Listening to others, collaboration and communication
are the foundation of the workshop, where the sharing and exchange of emotions
reinforce the relationship between the participants.
Everyone contributes to the group with his own rhythmic experience that is
able to offer, feeling the pleasure of sharing it with others and making it
available to achieve a common goal: to play rhythms of Afro-Latin American
traditions.
During the course of the workshop, participants are also invited to experience
moments of collective improvisation, or creative space within which
can play instinctively, drifting totally emotions.
The workshop aims to provide progressively to the group the ability to perform
a polyrhythm, with which eventually becomes possible to realize a
performance at the end of the activity.
main
targets:
- learning to listen and communicate with others
- stimulate creativity
- develop the sense of community and cooperation
- accustom to make its own contribution to a group
- knowing cultural traditions of other populations
- develop the sense of music and rhythm through the research of sounds
and beats in harmony with their own personality.
- obtain benefits in health: reducing stress and emotional release
- carry out a performance at the end of the workshop
program:
-
direct contact with percussion instruments
- playing simple rhythmic patterns
- creation of an ensemble
- improvisation
instruments:
- bass, medium
and high pitched drums (congas, djembé, darbouka), floor toms, snare
drum, cymbals, cowbells, woodblocks, - triangles,
clave, shakers, bells, rattles, recovered items, wooden and metal sticks.
Drum Circle
The
facilitated Drum
Circle is an unique event, to which all those who want to
experience a state of wellbeing can participate, having fun with music and
rhythm.
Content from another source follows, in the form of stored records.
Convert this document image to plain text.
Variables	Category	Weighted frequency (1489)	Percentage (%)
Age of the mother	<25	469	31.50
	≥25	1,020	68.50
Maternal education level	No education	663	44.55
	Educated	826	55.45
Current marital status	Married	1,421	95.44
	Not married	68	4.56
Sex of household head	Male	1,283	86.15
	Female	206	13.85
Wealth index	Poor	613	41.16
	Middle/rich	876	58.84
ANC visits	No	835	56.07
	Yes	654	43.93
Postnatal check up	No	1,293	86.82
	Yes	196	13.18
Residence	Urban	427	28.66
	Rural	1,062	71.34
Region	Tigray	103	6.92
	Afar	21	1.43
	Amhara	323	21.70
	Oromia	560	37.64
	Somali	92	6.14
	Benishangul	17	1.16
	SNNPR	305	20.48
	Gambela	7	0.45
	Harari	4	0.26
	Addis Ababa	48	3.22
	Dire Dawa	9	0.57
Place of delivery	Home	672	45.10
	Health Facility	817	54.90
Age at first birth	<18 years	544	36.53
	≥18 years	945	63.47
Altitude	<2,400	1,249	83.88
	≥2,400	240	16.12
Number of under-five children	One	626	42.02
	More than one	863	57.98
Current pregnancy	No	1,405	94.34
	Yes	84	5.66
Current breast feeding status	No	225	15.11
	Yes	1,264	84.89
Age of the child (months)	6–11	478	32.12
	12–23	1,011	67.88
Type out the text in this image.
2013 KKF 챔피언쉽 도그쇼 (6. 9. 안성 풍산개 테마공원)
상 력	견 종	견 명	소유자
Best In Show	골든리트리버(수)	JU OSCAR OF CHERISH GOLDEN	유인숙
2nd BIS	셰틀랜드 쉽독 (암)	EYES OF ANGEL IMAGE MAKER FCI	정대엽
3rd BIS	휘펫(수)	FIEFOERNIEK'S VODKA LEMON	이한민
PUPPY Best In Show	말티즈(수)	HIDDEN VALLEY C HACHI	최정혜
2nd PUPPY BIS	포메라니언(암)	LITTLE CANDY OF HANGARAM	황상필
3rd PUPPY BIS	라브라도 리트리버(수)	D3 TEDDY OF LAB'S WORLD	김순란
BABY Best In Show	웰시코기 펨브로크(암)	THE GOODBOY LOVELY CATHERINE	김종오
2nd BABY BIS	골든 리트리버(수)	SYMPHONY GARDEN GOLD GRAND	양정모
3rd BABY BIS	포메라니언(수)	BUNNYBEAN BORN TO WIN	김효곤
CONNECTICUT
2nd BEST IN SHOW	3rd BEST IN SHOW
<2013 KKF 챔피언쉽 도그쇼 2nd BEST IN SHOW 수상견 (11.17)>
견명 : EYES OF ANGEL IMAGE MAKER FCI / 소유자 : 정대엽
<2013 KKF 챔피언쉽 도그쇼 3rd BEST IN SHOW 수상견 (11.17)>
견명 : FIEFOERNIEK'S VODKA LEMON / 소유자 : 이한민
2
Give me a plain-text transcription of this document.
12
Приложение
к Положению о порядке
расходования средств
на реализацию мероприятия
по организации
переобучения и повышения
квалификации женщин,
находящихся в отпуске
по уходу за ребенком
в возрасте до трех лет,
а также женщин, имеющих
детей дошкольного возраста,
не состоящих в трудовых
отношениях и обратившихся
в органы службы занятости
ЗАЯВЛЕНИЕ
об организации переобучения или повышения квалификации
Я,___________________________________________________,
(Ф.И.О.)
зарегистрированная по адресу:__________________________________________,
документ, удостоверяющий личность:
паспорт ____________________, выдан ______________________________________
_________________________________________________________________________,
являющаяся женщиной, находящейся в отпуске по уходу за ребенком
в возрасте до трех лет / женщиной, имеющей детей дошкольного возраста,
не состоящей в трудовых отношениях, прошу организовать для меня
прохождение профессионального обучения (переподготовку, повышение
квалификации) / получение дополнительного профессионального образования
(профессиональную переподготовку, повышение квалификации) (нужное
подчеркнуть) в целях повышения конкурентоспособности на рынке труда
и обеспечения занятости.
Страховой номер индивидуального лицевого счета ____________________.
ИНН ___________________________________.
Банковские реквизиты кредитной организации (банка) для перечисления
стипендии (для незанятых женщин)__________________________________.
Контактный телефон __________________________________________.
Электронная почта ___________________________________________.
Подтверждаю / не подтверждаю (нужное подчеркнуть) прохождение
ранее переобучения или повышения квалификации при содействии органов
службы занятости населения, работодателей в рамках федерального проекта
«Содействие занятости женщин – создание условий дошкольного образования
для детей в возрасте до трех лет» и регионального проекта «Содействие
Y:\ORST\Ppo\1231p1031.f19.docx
It can take place everywhere, both outdoors and indoors.
It is not necessary to be percussionists or musicians, but to want to play
percussion freely and spontaneously in a circle, invited and supported by
the facilitator, who helps the group to discover the pleasure of
being an integral part of a pulsating organism, in which everyone communicates
with the others and creates musical harmony.
To a Drum Circle can participate people of all ages, children, adolescents,
adults, seniors, musicians, percussionists, singers and beginners.
In this lies the great communicative and unifying force of experience, during
which everyone contributes his own rhythmic sense, expressing and discovering
his own innate musicality.
It is not a percussion workshop in which you learn to play, but an intense
experience of sharing that takes place in a single time, with a duration varying
from about 1h10' to 1h30', possibly repeatable with regular or occasional
frequency, forming every time groups with the same participants or with new
people.
Learning occurs in an indirect and natural way, through techniques that the
facilitator puts in place and that fall within the method of "teaching
without teaching" devised by Arthur Hull, founder of the
Village Music Circles that has spread the practice of the Drum
Circle throughout the world. This method gradually makes the group aware
of the different sounds and types of instruments, the expressive dynamics
of music and the spontaneous melodies that can be created in the collective
rhythm.
The Village Music Circles method is accredited by the MIUR - Ministry
of Education, University and Research for its contents of education in listening,
dialogue, collaboration and harmony.
Who has his own drum can take it with him, whoever does not have one, finds
it on the place along with many other small percussions made available by
the facilitator.
Just choose an instrument and relax, letting yourself be guided by the collective
rhythm and the enveloping energy of the drum circle.